4.2      Angesichts der massiven Renitenz des A____, welcher auch während der Inhaftierung regelmässig gegen das Haftregime verstösst und gemassregelt werden muss, ist nicht ersichtlich, mit was für einem milderen Mittel als Haft er zur Kooperation beim Vollzug seiner Landesverweisung(en) gebracht werden könnte. Ohnehin besteht bei A____ eine Untertauchensgefahr, weshalb die Durchsetzungshaft gleichzeitig der Sicherstellung seiner Verfügbarkeit dient (vgl. Businger, a.a.O., S. 39; zur Untertauchensgefahr s. VGE AUS.2020.35 vom 2. September 2020 E. 3.2).

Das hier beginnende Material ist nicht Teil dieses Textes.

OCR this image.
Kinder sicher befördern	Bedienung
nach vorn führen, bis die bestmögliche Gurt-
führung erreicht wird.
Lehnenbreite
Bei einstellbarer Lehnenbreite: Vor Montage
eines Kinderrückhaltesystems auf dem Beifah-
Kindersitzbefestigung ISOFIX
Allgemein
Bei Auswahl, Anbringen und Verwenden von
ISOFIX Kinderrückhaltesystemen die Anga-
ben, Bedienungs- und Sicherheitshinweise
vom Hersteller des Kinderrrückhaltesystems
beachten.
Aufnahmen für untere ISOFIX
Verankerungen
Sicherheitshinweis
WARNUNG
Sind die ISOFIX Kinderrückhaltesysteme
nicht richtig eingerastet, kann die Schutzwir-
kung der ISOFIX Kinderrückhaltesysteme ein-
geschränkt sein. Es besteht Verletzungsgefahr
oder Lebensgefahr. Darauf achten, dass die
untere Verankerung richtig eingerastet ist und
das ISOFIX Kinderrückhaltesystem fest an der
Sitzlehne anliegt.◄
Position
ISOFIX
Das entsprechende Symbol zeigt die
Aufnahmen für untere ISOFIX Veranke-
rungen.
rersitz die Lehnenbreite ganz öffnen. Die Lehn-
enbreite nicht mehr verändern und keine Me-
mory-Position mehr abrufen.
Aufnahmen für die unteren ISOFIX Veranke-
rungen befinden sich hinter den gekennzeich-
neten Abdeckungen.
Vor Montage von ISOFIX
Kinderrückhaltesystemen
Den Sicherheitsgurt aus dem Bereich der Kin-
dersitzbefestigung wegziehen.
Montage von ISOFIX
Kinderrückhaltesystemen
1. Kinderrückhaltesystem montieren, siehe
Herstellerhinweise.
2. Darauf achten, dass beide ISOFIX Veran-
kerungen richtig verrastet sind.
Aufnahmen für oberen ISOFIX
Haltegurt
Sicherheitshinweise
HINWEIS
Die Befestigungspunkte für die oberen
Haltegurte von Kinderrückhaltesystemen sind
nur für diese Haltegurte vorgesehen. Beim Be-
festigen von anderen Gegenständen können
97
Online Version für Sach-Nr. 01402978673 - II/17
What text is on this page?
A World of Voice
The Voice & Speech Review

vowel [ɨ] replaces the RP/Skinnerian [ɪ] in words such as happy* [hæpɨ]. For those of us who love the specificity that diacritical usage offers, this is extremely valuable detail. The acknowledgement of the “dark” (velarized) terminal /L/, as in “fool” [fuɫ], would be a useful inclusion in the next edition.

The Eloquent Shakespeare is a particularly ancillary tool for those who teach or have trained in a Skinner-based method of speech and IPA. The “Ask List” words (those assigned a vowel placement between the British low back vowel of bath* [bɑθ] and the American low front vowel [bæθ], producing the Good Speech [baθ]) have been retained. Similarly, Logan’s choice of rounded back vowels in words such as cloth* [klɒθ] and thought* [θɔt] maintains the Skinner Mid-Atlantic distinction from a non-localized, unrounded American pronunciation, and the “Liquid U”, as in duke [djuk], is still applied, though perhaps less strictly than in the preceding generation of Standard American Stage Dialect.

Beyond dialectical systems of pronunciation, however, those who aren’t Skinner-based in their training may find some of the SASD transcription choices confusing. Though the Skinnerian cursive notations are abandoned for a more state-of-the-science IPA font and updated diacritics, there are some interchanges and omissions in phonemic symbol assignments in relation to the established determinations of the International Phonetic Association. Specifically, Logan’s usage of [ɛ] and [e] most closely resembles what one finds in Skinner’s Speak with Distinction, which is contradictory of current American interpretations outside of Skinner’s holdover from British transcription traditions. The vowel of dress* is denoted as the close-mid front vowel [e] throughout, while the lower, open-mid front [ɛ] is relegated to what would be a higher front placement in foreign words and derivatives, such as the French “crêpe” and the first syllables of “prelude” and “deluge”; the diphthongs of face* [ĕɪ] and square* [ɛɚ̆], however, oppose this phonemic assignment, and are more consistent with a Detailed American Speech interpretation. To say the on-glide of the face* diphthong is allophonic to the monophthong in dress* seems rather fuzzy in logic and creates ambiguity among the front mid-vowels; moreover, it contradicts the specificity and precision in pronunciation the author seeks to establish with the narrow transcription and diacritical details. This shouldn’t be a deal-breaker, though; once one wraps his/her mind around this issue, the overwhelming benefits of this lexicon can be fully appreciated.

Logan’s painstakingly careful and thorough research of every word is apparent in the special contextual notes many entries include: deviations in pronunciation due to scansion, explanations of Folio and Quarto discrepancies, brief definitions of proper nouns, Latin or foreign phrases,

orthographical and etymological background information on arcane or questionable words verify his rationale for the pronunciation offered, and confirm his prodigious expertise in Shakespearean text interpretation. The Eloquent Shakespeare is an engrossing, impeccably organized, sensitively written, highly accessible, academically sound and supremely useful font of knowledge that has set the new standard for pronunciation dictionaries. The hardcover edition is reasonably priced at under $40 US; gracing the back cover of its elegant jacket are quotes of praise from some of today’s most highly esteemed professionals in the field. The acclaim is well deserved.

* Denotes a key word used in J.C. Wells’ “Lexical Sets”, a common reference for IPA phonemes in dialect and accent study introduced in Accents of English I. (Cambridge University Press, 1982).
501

Angesichts des grossen öffentlichen Interesses der Allgemeinheit am Vollzug der Landesverweisung des in der Schweiz wiederholt kriminell in Erscheinung getretenen Ausländers, das gegenüber seinem Interesse am Verbleib in der Schweiz, wo er über keine familiäre Beziehungen verfügt und sich schon seit längerer Zeit illegal aufhält, klar überwiegt, ist die vorläufige Haftdauer von knapp drei Monaten bis zum 13. Oktober 2020 ebenfalls verhältnismässig. Die angeordnete Durchsetzungshaft bis zum 13. Oktober 2020 erweist sich als recht- und verhältnismässig und ist zu bestätigen.

 

5.

Für das Gerichtsverfahren werden keine Kosten erhoben (§ 4 Gesetz über den Vollzug der Zwangsmassnahmen im Ausländerrecht, SG 122.300).


 

Demgemäss erkennt die Einzelrichterin:

 

://:        Die angeordnete Durchsetzungshaft ist vom 14.September bis zum 13. Oktober 2020 rechtmässig und angemessen.

 

            Es werde keine Kosten erhoben.

 

            Mitteilung an:

-       A____

-       Migrationsamt

-       Staatssekretariat für Migration

 

 

 

VERWALTUNGSGERICHT BASEL-STADT

 

Die Einzelrichterin für Zwangsmassnahmen im Ausländerrecht

 

 

 

lic. iur. Barbara Grange

 

 

 

 

 

 

 

 

Rechtsmittelbelehrung

 

Gegen diesen Entscheid kann unter den Voraussetzungen von Art. 82 ff. des Bundesgerichtsgesetzes (BGG) innert 30 Tagen Beschwerde in öffentlich-rechtlichen Angelegenheiten erhoben werden. Die Beschwerdeschrift ist fristgerecht dem Bundesgericht, 1000 Lausanne 14, einzureichen. Diese ist mit einem Antrag und einer Begründung zu versehen. Die Beschwerde hat keine aufschiebende Wirkung.

 

 

 

Hinweis

 

Dieses Urteil wurde dem Ausländer am heutigen Tag mündlich erläutert und schriftlich ausgehändigt.